Now, the “Cold Stream” DLC wraps all the content up (with the exception of “The Last Stand, the Survival campaign from Left 4 Dead 1) from both games in one convenient package with a neat little bow. Open up the package, though and it should be noted it has only one achievement on the PC version and none at all on 360. While most of the content is from the original Left 4 Dead, to have no achievements for an all new campaign, while not necessarily a deal-breaker, is almost unheard of. The DLC pack does, however, represent an investment of time and resources. To have the end result of almost two years between DLC releases be what is essentially Left 4 Dead 1 with a face lift and a (albeit optimized) non-canon, community-made map should perhaps serve as writing on the wall for fans that perhaps Valve is putting all it’s content all in once place because it doesn’t plan to release any new iterations of the series.
Now, Valve has neither confirmed nor denied any news of Left 4 Dead 3. It still may be announced yet and perhaps Gabe Newell is just sitting on a shiny new batch of zombies to murder as soon as he’s sure fans won’t rage and boycott it. If that’s the case, though, then if not soon, then when? Whether or not a third installment is released, Left 4 Dead 2, with the combined content of itself and it’s predecessor across a variety of co-op and versus game modes, represent a huge amount of replayability as it is. Even if a L4D3 is never announced, if another of their popular games, Team Fortress 2, is any indication, there will be a team creating additional content for the existing game for a long time to come, even if the release time is perhaps a little… intermittent.

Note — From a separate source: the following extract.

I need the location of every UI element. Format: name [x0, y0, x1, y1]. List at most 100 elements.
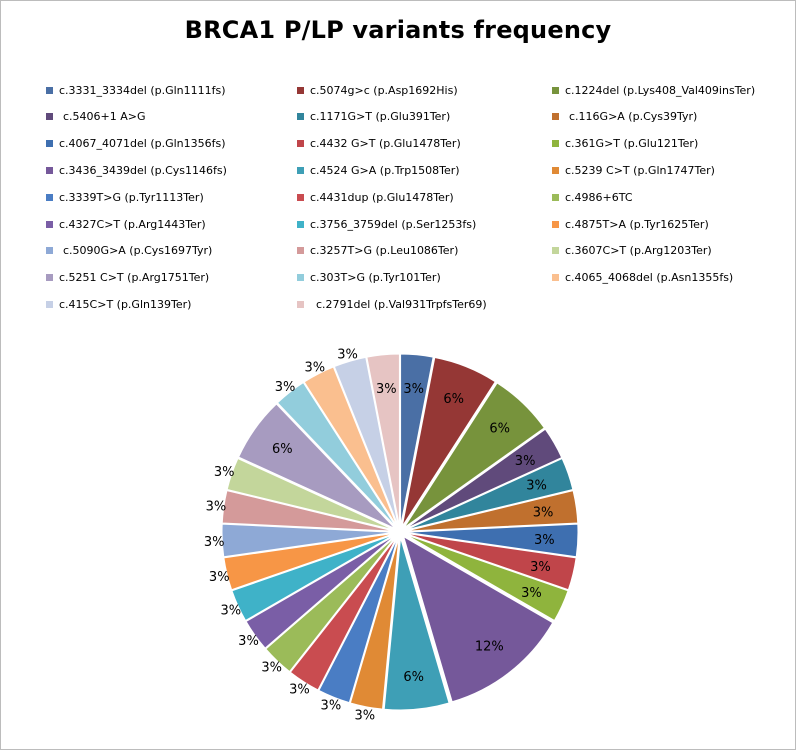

Valve is a very fluid company. It’s developers are free to work on whatever project catches their fancy and design teams are made ad-hoc depending on how many people wish to work on a given idea. As well, Valve has essentially handed the tools to make new maps and campaigns over to the Steampowered community, which, while great for PC gamers, has left the Xbox Live community, as ever, left woefully neglected. After four years, two games, a handful of content packs, piles of mutations and endless community- made content, has the zombie craze run it’s course for Valve? Has the sound of a howling horde of flesh-starved freaks lost it’s luster and appeal to our favorite game company? Or will the lure of resurrecting one of their most popular franchises prove too much? Only time will tell, but do try not to be too disappointed.
Note: I am aware that the Left 4 Dead 1 campaigns and Cold Stream were released separately on Steam. However, as I’m mainly a console gamer, my article will refer to the released L4D1 campaigns and Cold Stream as a singular DLC package, as reflects my experience with it.
Additionally, this article reflects the author’s personal feelings, reasoning and conjecture on this subject, and in no way is the release of a Left 4 Dead 3 game yet confirmed or denied by Valve.